According to experts, at least 20% of Wi-Fi networks used by Australians in their homes are hackable by using easy to get technology.
A researcher told a Sydney Morning Herald reporter that the most people can do is have a strong password, although even ‘password security’ is a misconception.
Stilgherrian, a technology commentator and bloggers agreed, and noted that older Wired Equivalent Protection (WEP) systems are not properly secure.
Stilgherrian told the SBS that if a Wi-Fi isn’t secured, the signal isn’t encrypted, making it possible for anyone to use a receiver to record information.
He also said that a WEP password is not adequate any more, so if anyone wants to figure out the password, it will only take them around 10 minutes.
Theft of data isn’t the only potential problem. Hackers use Wi-Fi from other people in order to commit fraud or access child pornography.
People with older style modems usually do not realize this and feel secure with software that is easy to crack.

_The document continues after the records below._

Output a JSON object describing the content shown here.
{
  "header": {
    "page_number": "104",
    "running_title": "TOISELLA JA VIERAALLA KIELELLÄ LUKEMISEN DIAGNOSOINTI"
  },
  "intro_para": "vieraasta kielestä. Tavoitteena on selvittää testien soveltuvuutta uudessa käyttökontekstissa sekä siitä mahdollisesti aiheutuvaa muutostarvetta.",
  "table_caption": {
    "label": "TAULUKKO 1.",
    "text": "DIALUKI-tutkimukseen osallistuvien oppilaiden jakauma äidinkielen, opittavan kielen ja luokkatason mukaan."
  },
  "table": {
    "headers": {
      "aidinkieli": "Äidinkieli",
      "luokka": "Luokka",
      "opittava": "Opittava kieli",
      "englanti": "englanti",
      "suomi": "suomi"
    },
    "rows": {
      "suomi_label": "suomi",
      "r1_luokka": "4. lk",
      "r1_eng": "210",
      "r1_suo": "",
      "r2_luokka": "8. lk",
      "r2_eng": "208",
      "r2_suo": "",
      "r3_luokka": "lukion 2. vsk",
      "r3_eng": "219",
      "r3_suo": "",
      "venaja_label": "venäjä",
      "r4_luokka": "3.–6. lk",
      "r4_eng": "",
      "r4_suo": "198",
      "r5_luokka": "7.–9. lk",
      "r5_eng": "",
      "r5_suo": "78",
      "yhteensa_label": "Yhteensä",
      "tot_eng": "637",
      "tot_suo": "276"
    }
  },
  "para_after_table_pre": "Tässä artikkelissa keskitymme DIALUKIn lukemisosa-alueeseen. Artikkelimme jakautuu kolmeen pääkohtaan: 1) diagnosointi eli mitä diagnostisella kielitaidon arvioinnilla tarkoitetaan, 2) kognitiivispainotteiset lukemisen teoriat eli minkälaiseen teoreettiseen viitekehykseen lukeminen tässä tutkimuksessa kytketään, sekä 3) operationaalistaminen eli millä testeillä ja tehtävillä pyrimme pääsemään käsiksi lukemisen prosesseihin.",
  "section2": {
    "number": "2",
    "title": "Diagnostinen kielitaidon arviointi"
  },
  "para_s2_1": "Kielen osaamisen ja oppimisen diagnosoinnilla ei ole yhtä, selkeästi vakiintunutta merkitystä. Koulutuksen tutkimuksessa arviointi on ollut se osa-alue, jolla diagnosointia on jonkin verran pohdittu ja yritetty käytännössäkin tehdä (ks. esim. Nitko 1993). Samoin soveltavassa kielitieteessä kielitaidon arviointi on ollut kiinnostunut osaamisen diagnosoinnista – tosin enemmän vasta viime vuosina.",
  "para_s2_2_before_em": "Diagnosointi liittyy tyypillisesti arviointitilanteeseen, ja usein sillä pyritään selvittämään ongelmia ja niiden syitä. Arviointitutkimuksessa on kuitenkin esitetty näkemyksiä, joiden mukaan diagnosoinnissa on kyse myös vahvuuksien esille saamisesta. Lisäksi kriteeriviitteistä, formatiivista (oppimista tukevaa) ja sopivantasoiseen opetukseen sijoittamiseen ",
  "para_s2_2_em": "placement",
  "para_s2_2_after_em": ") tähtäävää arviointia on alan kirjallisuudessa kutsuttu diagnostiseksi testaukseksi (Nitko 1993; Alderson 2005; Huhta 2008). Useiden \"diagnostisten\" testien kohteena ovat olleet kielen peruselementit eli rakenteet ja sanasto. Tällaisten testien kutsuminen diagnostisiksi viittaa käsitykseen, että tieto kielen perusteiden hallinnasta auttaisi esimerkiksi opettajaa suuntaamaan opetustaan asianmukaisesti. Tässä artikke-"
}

Wire Point of Access (WPA) and WPA2 use encryption techniques which provide more security, he added, but even with these newer Wi-Fi networks, they are still open to ‘brute force attack’.
Chris Gatford from HackLabs – an ‘ethical hacking’ firm which tests the security of big companies’ and banks’ – says that WPA works well, but hackers will find a way to break in.
Gatford added that if steps are taken to make the time necessary to crack the network arduous, then hackers will be discouraged, while stressing that the majority of hackers are opportunistic.
Devices, which are sometimes readily-available, barrage secured Wi-Fi networks using variations of passwords until the system has been penetrated, have been in use for a long time.